T'avais pas le droit de m'abandonner, pas comme ça. J'ai rien soupçonné, j'ai rien senti, aucune intonation de voix, aucun geste différent de d'habitude, tu voulais visiblement pas m'inquiéter, t'as joué ton rôle du début à la fin, je ne me suis doutée de rien. quand j'ai raccroché, je me souviens même pas d'avoir eu autre chose que cette inquiétude qu'il t'arrive quelque chose, comme à chaque fois.

Un été brûlant, deux heures du matin, au bord de sa piscine. J'étais assise là entre sobriété et délire total. Les yeux perdus dans l'eau, ses pas même pas entendus, il s'est assis à coté de moi. Il a commencé.

- T'as froid ?

- Non.

- T'as sommeil ?

- Non.

- Alors t'as quoi ?

- J'ai pas envie que tu partes, tu soûles, je veux pas que tu me laisses, t'as pas le droit, je m'en moque qu'ils soient plus gentils là bas, qu'ils aient des meilleures écoles. Tu vas m'abandonner, pauvre con, et je te déteste.

- C'est l'alcool qui parle, là ? t'as bu quoi ?

- J'aimerais bien, mais non, c'est moi. Arrête de tout mettre sur le dos de l'alcool.

- Tu me détestes vraiment ?

- Au fond, oui, un peu.

- Je te laisse pas, hein.

- Te fous pas de ma gueule, tu pars a des milliers de kilomètres et tu reviendras jamais, alors que t'aurais pu rester. Tu me laisses, point final.

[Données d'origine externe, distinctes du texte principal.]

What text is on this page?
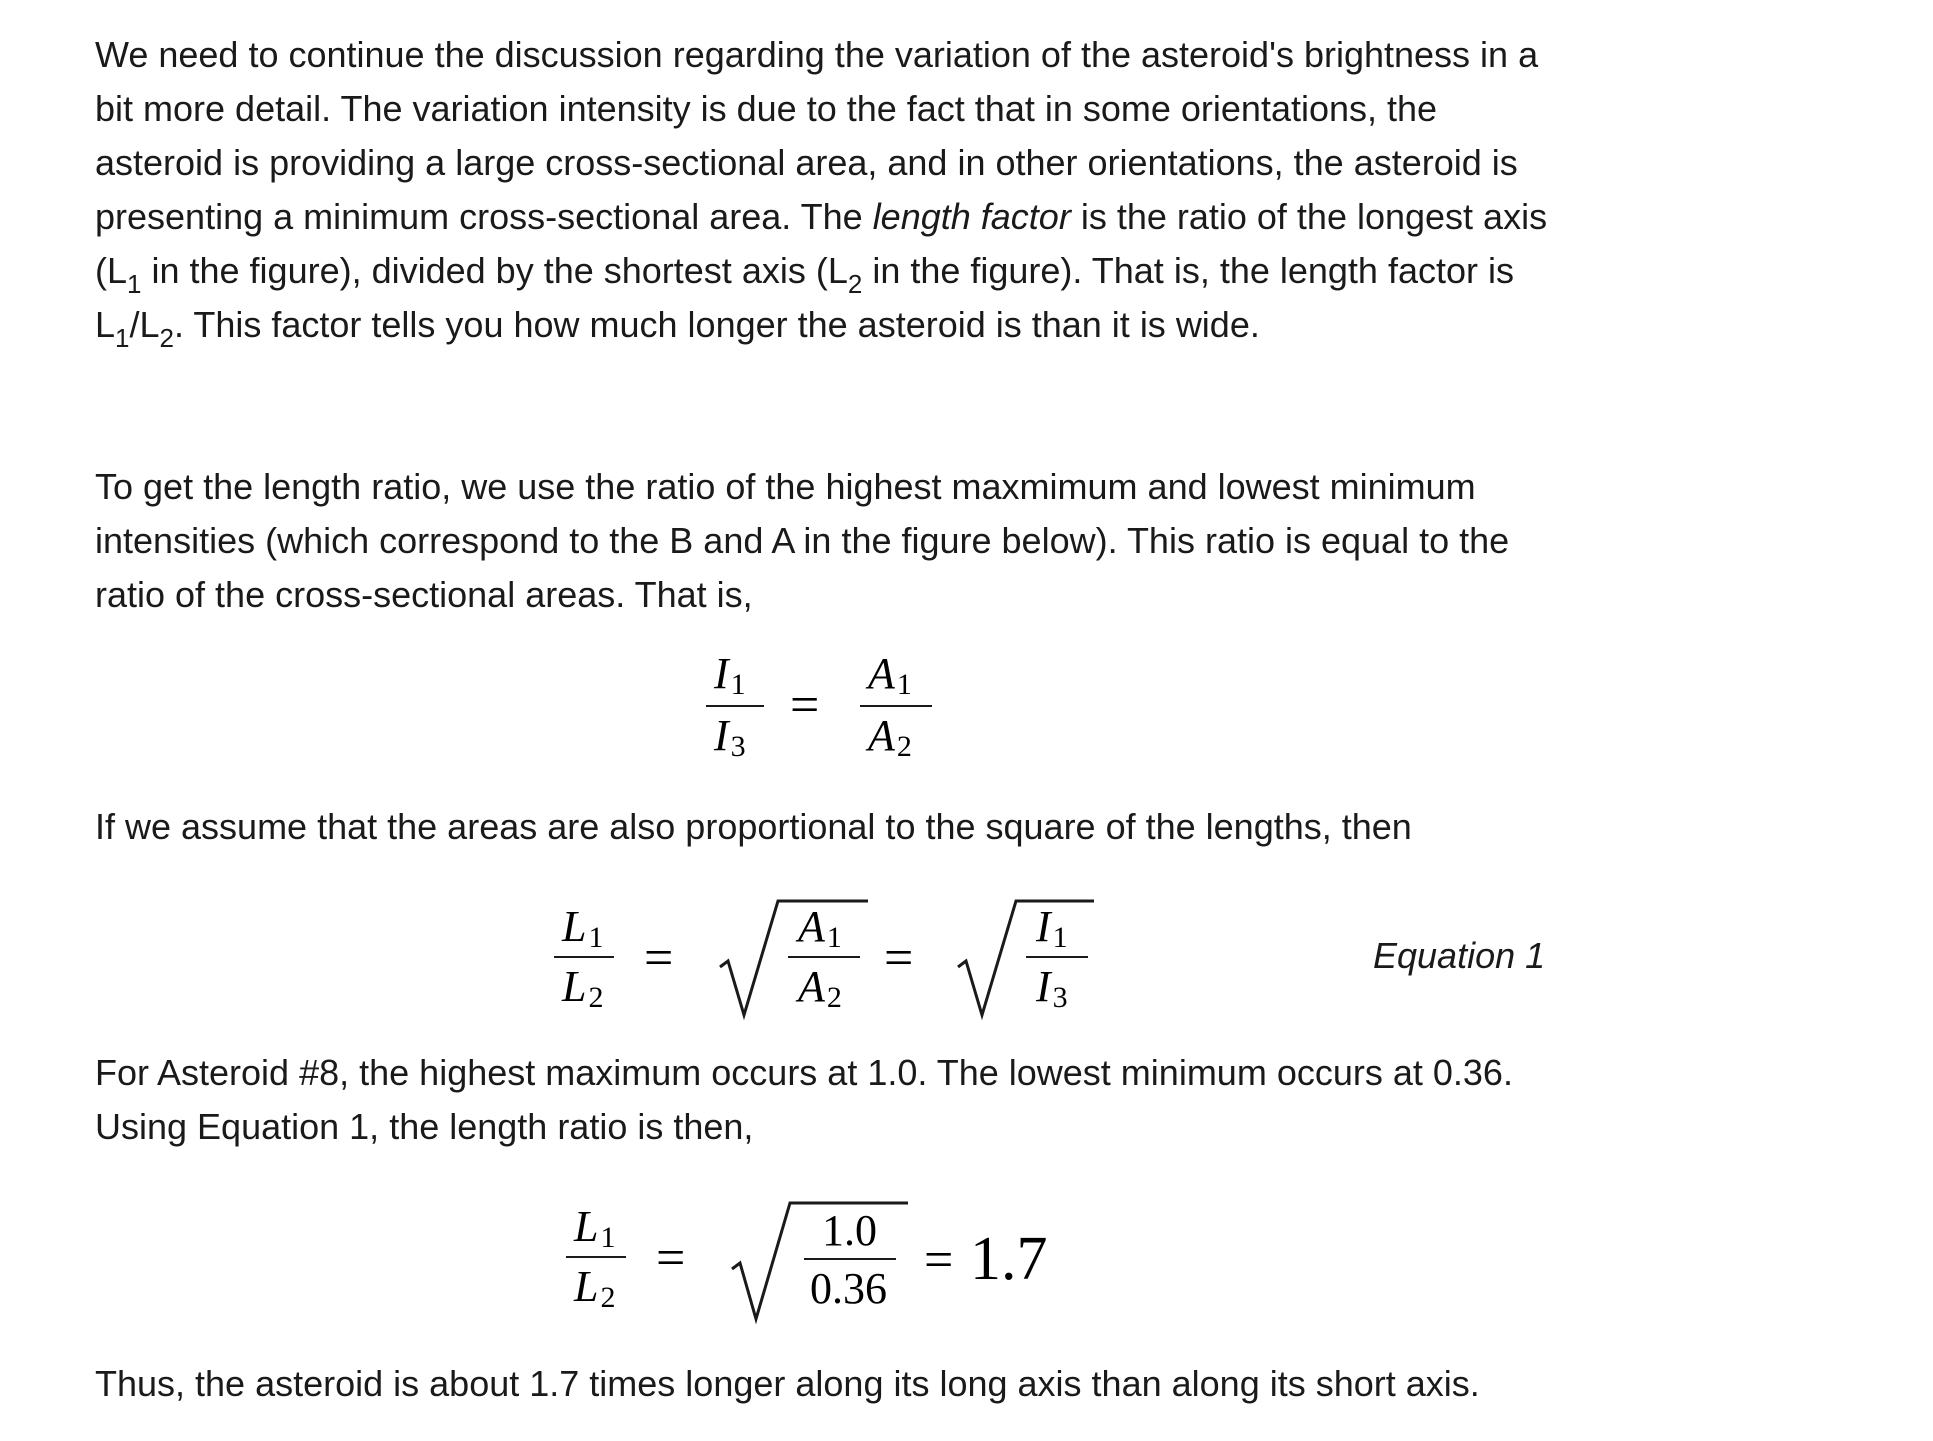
We need to continue the discussion regarding the variation of the asteroid's brightness in a bit more detail. The variation intensity is due to the fact that in some orientations, the asteroid is providing a large cross-sectional area, and in other orientations, the asteroid is presenting a minimum cross-sectional area. The length factor is the ratio of the longest axis ($L_1$ in the figure), divided by the shortest axis ($L_2$ in the figure). That is, the length factor is $L_1/L_2$. This factor tells you how much longer the asteroid is than it is wide.

To get the length ratio, we use the ratio of the highest maxmimum and lowest minimum intensities (which correspond to the B and A in the figure below). This ratio is equal to the ratio of the cross-sectional areas. That is,

I1
I3
=
A1
A2

If we assume that the areas are also proportional to the square of the lengths, then

L1
L2
=
A1
A2
=
I1
I3
Equation 1

For Asteroid #8, the highest maximum occurs at 1.0. The lowest minimum occurs at 0.36. Using Equation 1, the length ratio is then,

L1
L2
=	1.0
0.36 = 1.7

Thus, the asteroid is about 1.7 times longer along its long axis than along its short axis.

- T'es sure de ce que tu dis ?

- Laisse moi, sérieux, pars, j'ai envie d'être toute seule.

- D'accord.

Il s'est levé et il m'a posé un bisou sur le front. J'étais en colère, tellement en colère. Je me suis levée d'un bond et je lui en ai collé une. C'était con, c'était stupide, mais ça m'a fait du bien. Il m'a regardée et il m'en a mis une à mon tour. C'est parti comme une mèche d'explosif, d'une simple claque on se foutait des coups, je le détestais, c'était pas possible, je lui en voulais tellement. Il s'est retrouvé au dessus de moi et il me regardait de la colère plein les yeux. Puis j'ai encaissé une baffe, une dernière.

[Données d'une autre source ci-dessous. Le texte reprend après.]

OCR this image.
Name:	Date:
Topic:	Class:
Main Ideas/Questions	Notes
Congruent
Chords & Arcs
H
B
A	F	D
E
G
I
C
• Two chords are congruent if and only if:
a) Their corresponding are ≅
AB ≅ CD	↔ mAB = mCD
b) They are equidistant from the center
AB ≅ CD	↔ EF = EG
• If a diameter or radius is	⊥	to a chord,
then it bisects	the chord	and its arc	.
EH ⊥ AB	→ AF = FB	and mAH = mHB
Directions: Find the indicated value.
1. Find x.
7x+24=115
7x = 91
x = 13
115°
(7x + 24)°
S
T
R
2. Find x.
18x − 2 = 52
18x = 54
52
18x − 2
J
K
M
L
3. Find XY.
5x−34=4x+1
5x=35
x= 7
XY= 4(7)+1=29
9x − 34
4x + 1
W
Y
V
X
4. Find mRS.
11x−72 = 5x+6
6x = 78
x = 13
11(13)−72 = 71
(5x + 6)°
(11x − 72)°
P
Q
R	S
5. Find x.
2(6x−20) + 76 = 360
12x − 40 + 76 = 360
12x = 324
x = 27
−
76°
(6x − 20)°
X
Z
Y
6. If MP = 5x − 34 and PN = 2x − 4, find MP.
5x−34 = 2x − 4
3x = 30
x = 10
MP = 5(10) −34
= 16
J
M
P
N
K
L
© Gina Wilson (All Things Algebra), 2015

- Je suis bien content de partir.

J'ai entendu ces mots, c'était la goutte de trop. J'avais mal à la pommette, et mon corps tout entier était douloureux. Je me suis levée, je l'ai poussé et je suis partie. En chemin j'ai attrapé un verre et je suis montée me coucher. J'ai vidé le verre d'une traite, senti l'alcool me brûler la gorge. Je me suis glissée sous les draps toute habillée et j'ai pleuré, jusqu'à avoir les yeux brouillés et le souffle rauque. Puis je me suis endormie.

Quand je me suis réveillée, j'ai senti quelqu'un d'autre à côté de moi. Il faisait encore nuit, je me suis couchée sur le dos et j'ai regardé le plafond. La personne à côté de moi a murmuré.

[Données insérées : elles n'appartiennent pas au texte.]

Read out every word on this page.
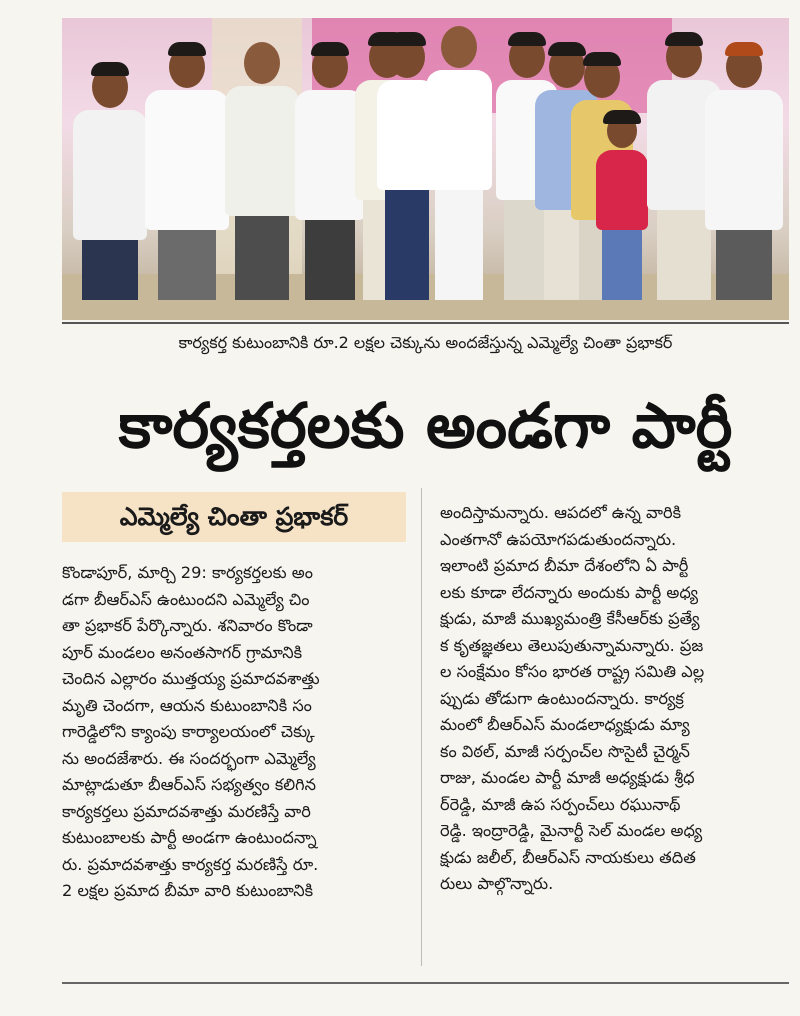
కార్యకర్త కుటుంబానికి రూ.2 లక్షల చెక్కును అందజేస్తున్న ఎమ్మెల్యే చింతా ప్రభాకర్
కార్యకర్తలకు అండగా పార్టీ
ఎమ్మెల్యే చింతా ప్రభాకర్
కొండాపూర్, మార్చి 29: కార్యకర్తలకు అం
డగా బీఆర్ఎస్ ఉంటుందని ఎమ్మెల్యే చిం
తా ప్రభాకర్ పేర్కొన్నారు. శనివారం కొండా
పూర్ మండలం అనంతసాగర్ గ్రామానికి
చెందిన ఎల్లారం ముత్తయ్య ప్రమాదవశాత్తు
మృతి చెందగా, ఆయన కుటుంబానికి సం
గారెడ్డిలోని క్యాంపు కార్యాలయంలో చెక్కు
ను అందజేశారు. ఈ సందర్భంగా ఎమ్మెల్యే
మాట్లాడుతూ బీఆర్ఎస్ సభ్యత్వం కలిగిన
కార్యకర్తలు ప్రమాదవశాత్తు మరణిస్తే వారి
కుటుంబాలకు పార్టీ అండగా ఉంటుందన్నా
రు. ప్రమాదవశాత్తు కార్యకర్త మరణిస్తే రూ.
2 లక్షల ప్రమాద బీమా వారి కుటుంబానికి
అందిస్తామన్నారు. ఆపదలో ఉన్న వారికి
ఎంతగానో ఉపయోగపడుతుందన్నారు.
ఇలాంటి ప్రమాద బీమా దేశంలోని ఏ పార్టీ
లకు కూడా లేదన్నారు అందుకు పార్టీ అధ్య
క్షుడు, మాజీ ముఖ్యమంత్రి కేసీఆర్‌కు ప్రత్యే
క కృతజ్ఞతలు తెలుపుతున్నామన్నారు. ప్రజ
ల సంక్షేమం కోసం భారత రాష్ట్ర సమితి ఎల్ల
ప్పుడు తోడుగా ఉంటుందన్నారు. కార్యక్ర
మంలో బీఆర్ఎస్ మండలాధ్యక్షుడు మ్యా
కం విఠల్, మాజీ సర్పంచ్‌ల సొసైటీ చైర్మన్
రాజు, మండల పార్టీ మాజీ అధ్యక్షుడు శ్రీధ
ర్‌రెడ్డి, మాజీ ఉప సర్పంచ్‌లు రఘునాథ్
రెడ్డి. ఇంద్రారెడ్డి, మైనార్టీ సెల్ మండల అధ్య
క్షుడు జలీల్, బీఆర్ఎస్ నాయకులు తదిత
రులు పాల్గొన్నారు.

- On s'est sacrément amochés, hein.

- Je te déteste, je veux plus te parler, laisse moi dormir.

- T'as dormi une journée entière, peut être que ça suffit non ?

- Ouais.

- Arrête de m'en vouloir. Ça me donne envie de pleurer, sérieux.

- J'ten veux à mort, putain. J'men fous que tu pleures, là, j'en ai marre que tout parte à vau-l'eau. C'est horrible la sensation que j'ai, t'imagines pas. Je déteste que tu partes. T'as pas le droit, voilà, t'as pas le droit, ça me fait mal, un peu trop.

- J'ai pas choisi.

- Moi non plus.

-Je suis désolé.

-Honnêtement, je veux pas parler, ce matin.

- On est le soir. T'as dormi une journée entière et t'as pleuré super longtemps. J'ai désinfecté ton œil et tu m'as envoyé chier. Mais t'as pas fait de cauchemar.

- C'est que tu partes, mon cauchemar.

- Dis pas ça.

- J'ai l'impression que si tu pars je vais te perdre.

- Mais non, jamais, je te promets, jamais. Viens.

Il m'a ouvert ses bras et je m'y suis réfugiée. J'avais mal au crâne et envie de me rendormir. Mais avec le temps, jamais, jamais j'ai oublié ces dernières phrases. Peut être sous l'emprise d'alcool et du manque de sommeil, mais j'avais vu juste. Il est parti et je l'ai perdu à jamais.